Furucombo also offers returns on stable coins. This can be achieved through using Invest mode to pool your funds in any of the auto-compounding stable coin farms such as USDC/DAI, USDC/USDT, DAI/miMATIC, etc. Additionally, Furucombo Invest also offers Funds, which are managed funds by experienced fund managers. One such fund is the ‘Stable Yield Chasing Fund’ which is focused around stable coin investing. These are both good options for diversification into earning a passive yield on your stable coin positions.

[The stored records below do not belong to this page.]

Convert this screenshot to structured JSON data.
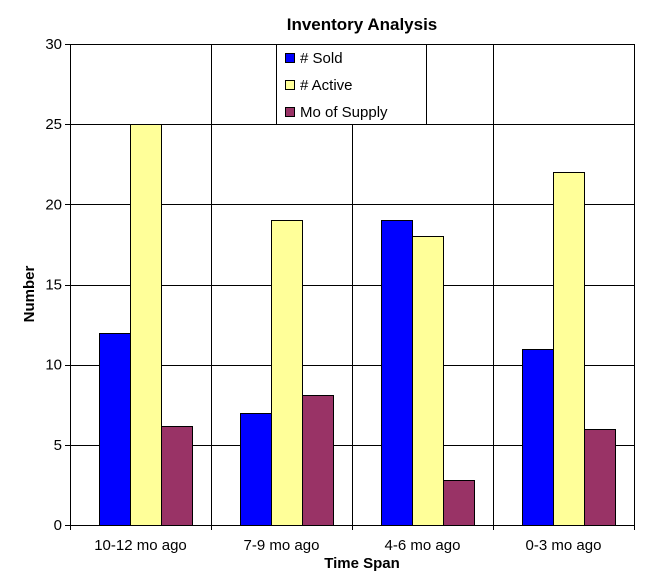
{
  "chart_data": {
    "type": "bar",
    "title": "Inventory Analysis",
    "xlabel": "Time Span",
    "ylabel": "Number",
    "categories": [
      "10-12 mo ago",
      "7-9 mo ago",
      "4-6 mo ago",
      "0-3 mo ago"
    ],
    "series": [
      {
        "name": "# Sold",
        "values": [
          12,
          7,
          19,
          11
        ],
        "color": "#0000FF"
      },
      {
        "name": "# Active",
        "values": [
          25,
          19,
          18,
          22
        ],
        "color": "#FFFF99"
      },
      {
        "name": "Mo of Supply",
        "values": [
          6.2,
          8.1,
          2.8,
          6.0
        ],
        "color": "#993366"
      }
    ],
    "ylim": [
      0,
      30
    ],
    "yticks": [
      "0",
      "5",
      "10",
      "15",
      "20",
      "25",
      "30"
    ],
    "grid": true,
    "legend_position": "top-center"
  }
}
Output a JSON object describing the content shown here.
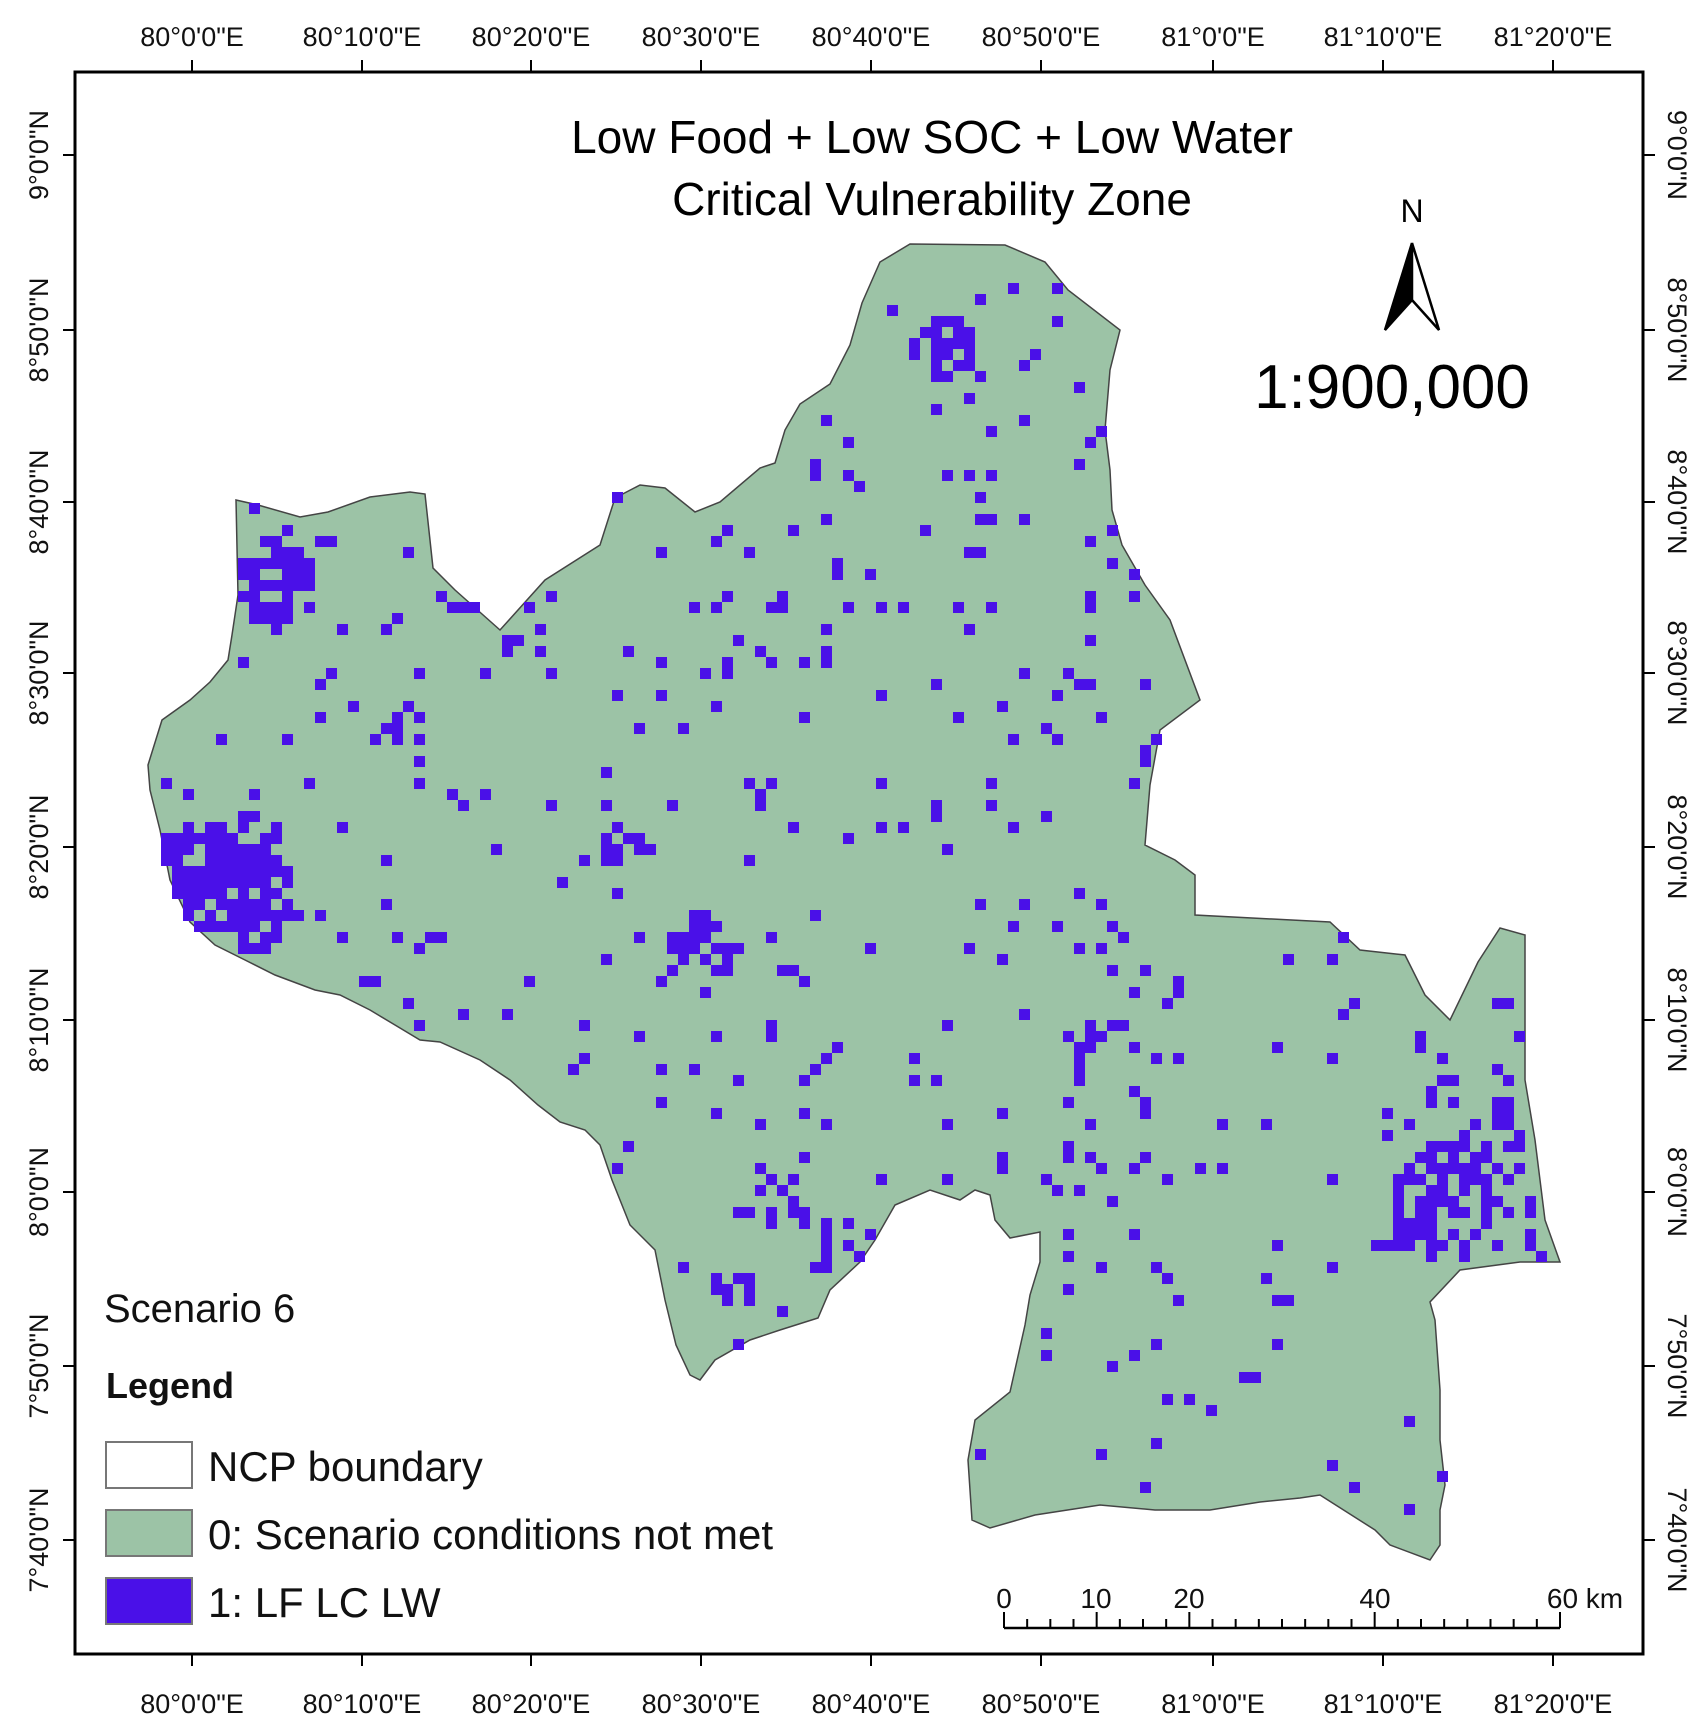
{
  "title": {
    "line1": "Low Food + Low SOC + Low Water",
    "line2": "Critical Vulnerability Zone"
  },
  "north_arrow": {
    "label": "N"
  },
  "scale_ratio": "1:900,000",
  "scenario_label": "Scenario 6",
  "legend": {
    "title": "Legend",
    "items": [
      {
        "label": "NCP boundary",
        "color": "#ffffff"
      },
      {
        "label": "0: Scenario conditions not met",
        "color": "#9cc3a6"
      },
      {
        "label": "1: LF LC LW",
        "color": "#4a10e8"
      }
    ]
  },
  "graticule": {
    "lon_labels": [
      "80°0'0\"E",
      "80°10'0\"E",
      "80°20'0\"E",
      "80°30'0\"E",
      "80°40'0\"E",
      "80°50'0\"E",
      "81°0'0\"E",
      "81°10'0\"E",
      "81°20'0\"E"
    ],
    "lat_labels": [
      "9°0'0\"N",
      "8°50'0\"N",
      "8°40'0\"N",
      "8°30'0\"N",
      "8°20'0\"N",
      "8°10'0\"N",
      "8°0'0\"N",
      "7°50'0\"N",
      "7°40'0\"N"
    ]
  },
  "scale_bar": {
    "labels": [
      "0",
      "10",
      "20",
      "40",
      "60 km"
    ]
  },
  "colors": {
    "frame": "#000000",
    "region_fill": "#9cc3a6",
    "vulnerable": "#4a10e8"
  }
}
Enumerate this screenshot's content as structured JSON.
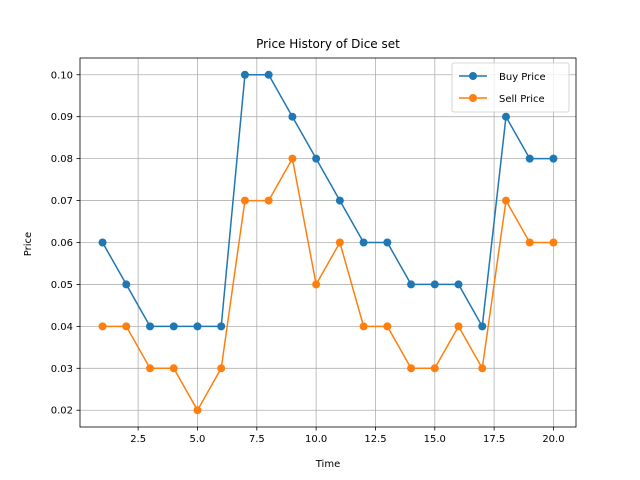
{
  "chart_data": {
    "type": "line",
    "title": "Price History of Dice set",
    "xlabel": "Time",
    "ylabel": "Price",
    "xlim": [
      0.05,
      20.95
    ],
    "ylim": [
      0.016,
      0.104
    ],
    "xticks": [
      2.5,
      5.0,
      7.5,
      10.0,
      12.5,
      15.0,
      17.5,
      20.0
    ],
    "xtick_labels": [
      "2.5",
      "5.0",
      "7.5",
      "10.0",
      "12.5",
      "15.0",
      "17.5",
      "20.0"
    ],
    "yticks": [
      0.02,
      0.03,
      0.04,
      0.05,
      0.06,
      0.07,
      0.08,
      0.09,
      0.1
    ],
    "ytick_labels": [
      "0.02",
      "0.03",
      "0.04",
      "0.05",
      "0.06",
      "0.07",
      "0.08",
      "0.09",
      "0.10"
    ],
    "grid": true,
    "legend_position": "top-right",
    "x": [
      1,
      2,
      3,
      4,
      5,
      6,
      7,
      8,
      9,
      10,
      11,
      12,
      13,
      14,
      15,
      16,
      17,
      18,
      19,
      20
    ],
    "series": [
      {
        "name": "Buy Price",
        "color": "#1f77b4",
        "values": [
          0.06,
          0.05,
          0.04,
          0.04,
          0.04,
          0.04,
          0.1,
          0.1,
          0.09,
          0.08,
          0.07,
          0.06,
          0.06,
          0.05,
          0.05,
          0.05,
          0.04,
          0.09,
          0.08,
          0.08
        ]
      },
      {
        "name": "Sell Price",
        "color": "#ff7f0e",
        "values": [
          0.04,
          0.04,
          0.03,
          0.03,
          0.02,
          0.03,
          0.07,
          0.07,
          0.08,
          0.05,
          0.06,
          0.04,
          0.04,
          0.03,
          0.03,
          0.04,
          0.03,
          0.07,
          0.06,
          0.06
        ]
      }
    ]
  }
}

This tip is to not pool your stable coins with risky assets. Generally, stable coin and asset pairs have a much higher return when staking, but it is subject to much higher volatility, as well as impermanent loss. If one of your assets goes down majorly because of the bear market, you will be left with far less stable coins in your pairing, and also subject to a large amount of impermanent loss. Impermanent loss occurs when there’s a divergence in the price of the assets that you’ve pooled. Because a stable coin is always the same value, when the risky asset goes up or down in price by a large margin, you are subject to a very large amount of impermanent loss. Therefore, especially in a bear market, it is recommended to keep your stable coins separate from your risky assets in order to keep them stable so that you are able to use these funds to DCA.
Our final tip for our guide on how to survive the bear market is to continually evaluate your long-term holds. Check the progress on developments and milestones, and ensure your investments are still on track to achieve what they set out to do. With cryptocurrency, it is a highly competitive market, so ensure you are doing your due diligence to understand the market conditions, and which assets might have the best chance of surviving in the long term. Another important lesson is to not marry your bag. Meaning, just because you’re down heavily, or you really like a project because its made you gain in the past, just remember that things can change and you shouldn’t get attached to a project. Past performance is not indicative of future results.
These are our recommended tips to follow during the bear market. We hope you found this information informative.